Around 1744 he entered into a romantic liaison with Lady Henrietta Maria Stafford, daughter of a Jacobite chamberlain, and they were married in 1748. A son was born in 1746 and died in 1750. Despite financial hardship, they lived together until her death in 1755. Meanwhile, he published La Nuit et le moment (1745), Ah! quel conte! and Les Heureux Orphelins (1754).

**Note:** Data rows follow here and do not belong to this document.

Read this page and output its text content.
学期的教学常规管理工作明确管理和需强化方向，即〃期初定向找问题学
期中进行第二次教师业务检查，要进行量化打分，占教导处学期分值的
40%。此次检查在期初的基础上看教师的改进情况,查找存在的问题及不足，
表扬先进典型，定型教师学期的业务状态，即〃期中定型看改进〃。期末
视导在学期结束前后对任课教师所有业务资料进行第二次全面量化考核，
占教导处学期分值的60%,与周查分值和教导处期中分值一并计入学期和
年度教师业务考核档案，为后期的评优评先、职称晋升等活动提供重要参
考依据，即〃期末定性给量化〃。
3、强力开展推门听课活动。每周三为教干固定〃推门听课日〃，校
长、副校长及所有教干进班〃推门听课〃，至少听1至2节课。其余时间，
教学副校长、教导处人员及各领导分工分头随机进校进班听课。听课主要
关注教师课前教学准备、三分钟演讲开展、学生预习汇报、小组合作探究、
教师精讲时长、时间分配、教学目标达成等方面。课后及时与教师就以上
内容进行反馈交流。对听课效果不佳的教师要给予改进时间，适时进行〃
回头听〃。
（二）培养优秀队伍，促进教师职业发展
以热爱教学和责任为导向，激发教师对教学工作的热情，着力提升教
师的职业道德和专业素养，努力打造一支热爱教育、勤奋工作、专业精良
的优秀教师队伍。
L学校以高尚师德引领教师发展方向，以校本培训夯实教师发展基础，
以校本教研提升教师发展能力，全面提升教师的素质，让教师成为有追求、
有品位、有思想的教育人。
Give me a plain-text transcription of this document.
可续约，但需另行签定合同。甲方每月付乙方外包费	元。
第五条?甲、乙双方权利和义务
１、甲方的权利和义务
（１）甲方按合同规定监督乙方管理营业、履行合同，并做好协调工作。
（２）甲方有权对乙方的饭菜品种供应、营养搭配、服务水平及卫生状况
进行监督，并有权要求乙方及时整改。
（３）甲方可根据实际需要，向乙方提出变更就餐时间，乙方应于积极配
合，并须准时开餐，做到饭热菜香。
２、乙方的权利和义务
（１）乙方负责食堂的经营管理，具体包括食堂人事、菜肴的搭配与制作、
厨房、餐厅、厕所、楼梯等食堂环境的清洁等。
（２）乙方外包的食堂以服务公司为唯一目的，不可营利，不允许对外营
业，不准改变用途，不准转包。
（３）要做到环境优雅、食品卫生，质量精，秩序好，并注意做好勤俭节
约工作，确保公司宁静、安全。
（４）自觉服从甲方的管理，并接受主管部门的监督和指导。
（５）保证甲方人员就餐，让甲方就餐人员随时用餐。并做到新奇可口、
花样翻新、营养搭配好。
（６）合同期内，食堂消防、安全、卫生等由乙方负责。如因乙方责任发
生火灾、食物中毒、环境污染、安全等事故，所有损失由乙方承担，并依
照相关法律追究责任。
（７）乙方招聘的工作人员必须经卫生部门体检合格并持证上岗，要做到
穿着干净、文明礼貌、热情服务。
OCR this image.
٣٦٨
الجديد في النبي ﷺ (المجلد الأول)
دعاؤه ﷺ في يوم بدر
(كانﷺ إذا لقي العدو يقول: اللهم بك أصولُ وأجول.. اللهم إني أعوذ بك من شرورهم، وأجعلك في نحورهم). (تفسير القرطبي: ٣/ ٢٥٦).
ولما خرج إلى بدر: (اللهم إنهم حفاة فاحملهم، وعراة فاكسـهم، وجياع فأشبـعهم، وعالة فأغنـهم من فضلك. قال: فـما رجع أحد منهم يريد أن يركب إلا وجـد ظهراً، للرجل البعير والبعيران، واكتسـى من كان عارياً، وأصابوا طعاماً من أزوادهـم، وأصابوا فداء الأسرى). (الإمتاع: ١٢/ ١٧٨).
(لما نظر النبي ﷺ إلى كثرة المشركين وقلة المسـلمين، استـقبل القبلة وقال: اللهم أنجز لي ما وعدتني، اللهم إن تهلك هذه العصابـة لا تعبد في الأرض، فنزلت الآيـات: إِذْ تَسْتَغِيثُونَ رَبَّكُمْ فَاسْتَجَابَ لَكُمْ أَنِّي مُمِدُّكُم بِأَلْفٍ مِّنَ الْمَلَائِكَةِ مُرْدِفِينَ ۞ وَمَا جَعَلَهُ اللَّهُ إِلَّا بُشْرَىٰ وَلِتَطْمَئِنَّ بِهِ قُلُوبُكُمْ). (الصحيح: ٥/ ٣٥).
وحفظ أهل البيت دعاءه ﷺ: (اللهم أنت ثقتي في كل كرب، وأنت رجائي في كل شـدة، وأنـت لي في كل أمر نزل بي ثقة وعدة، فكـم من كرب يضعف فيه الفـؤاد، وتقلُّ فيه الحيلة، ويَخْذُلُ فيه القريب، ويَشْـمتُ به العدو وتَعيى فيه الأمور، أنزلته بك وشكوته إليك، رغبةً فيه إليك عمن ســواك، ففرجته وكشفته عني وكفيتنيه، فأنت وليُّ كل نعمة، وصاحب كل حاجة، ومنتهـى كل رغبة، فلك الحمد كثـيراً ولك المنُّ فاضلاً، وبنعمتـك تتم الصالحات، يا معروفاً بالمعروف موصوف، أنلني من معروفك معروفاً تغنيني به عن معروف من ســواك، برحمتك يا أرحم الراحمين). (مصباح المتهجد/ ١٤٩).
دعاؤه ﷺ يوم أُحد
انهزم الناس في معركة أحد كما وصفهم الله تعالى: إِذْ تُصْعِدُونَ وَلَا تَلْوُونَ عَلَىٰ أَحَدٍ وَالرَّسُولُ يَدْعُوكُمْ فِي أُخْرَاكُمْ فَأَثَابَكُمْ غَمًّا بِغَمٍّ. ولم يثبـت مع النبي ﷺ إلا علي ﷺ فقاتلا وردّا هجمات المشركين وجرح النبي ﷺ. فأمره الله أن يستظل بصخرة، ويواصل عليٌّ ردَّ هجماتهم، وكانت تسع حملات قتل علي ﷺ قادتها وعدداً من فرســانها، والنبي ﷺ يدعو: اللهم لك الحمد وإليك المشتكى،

Inheriting nothing from Henriette, he was forced to sell his large library in 1757 and eventually found steady income as a royal censor (like his father) in 1759. In 1768 and 1772 he published his last two novels, Lettres de la duchesse de *** au duc de *** and Lettres athéniennes.

==Works==

- Le Sylphe ou Songe de Madame de R***. Écrit par elle-même à Madame de S*** (1730) (full text in French on Gallica) (The Sylph, in English translation by Sunny Lou Publishing: ISBN 978-1-95539-213-6, 2021)
- Lettres de la marquise de M*** au comte de R*** (1732)
- Tanzaï et Néadarné (incorrectly known as L'Écumoire, histoire japonaise) (1734) (full text in French on Gallica)
- Les Égarements du cœur et de l'esprit ou Mémoires de M. de Meilcour (1736–1738)
- Le Sopha, conte moral (1742) (full text in French on Gallica)
- Le dialogue des morts (1745)
- Les amours de Zéokinisul, roi des Kofirans (1746) (authorship disputed)
- Ah quel conte ! Conte politique et astronomique (1754) (full text in French on Gallica)
- Les Heureux Orphelins, histoire imitée de l'anglais (1754)
- La Nuit et le moment ou les matines de Cythère : dialogue (1755) (full text in French on Gallica)
- Le Hasard du coin du feu. Dialogue moral (1763) (full text in French on Gallica)
- Lettres de la Duchesse de *** au duc de *** (1768) (full text in French on Gallica)
- Lettres athéniennes. Extraites du porte-feuille d'Alcibiade (1771) (full text in French on Gallica)

==Recent editions==
- Standard edition is Œuvres complètes, éd. Jean Sgard, 4 vols., Paris: Classiques Garnier, 1999-2002.
- Lettres de la marquise de M*** au comte de R***, Paris, Desjonquères, 1990.
- Les Égarements du cœur et de l'esprit, Paris: GF-Flammarion, 1985.
- Le Sopha, Paris, Desjonquères, 1984.
- La Nuit et le moment et Le Hasard du coin du feu, Paris, Desjonquères, 1983.
- La Nuit et le moment, Livre de Poche Classique, 2003.
- Les Heureux Orphelins, Paris, Desjonquères, 1995.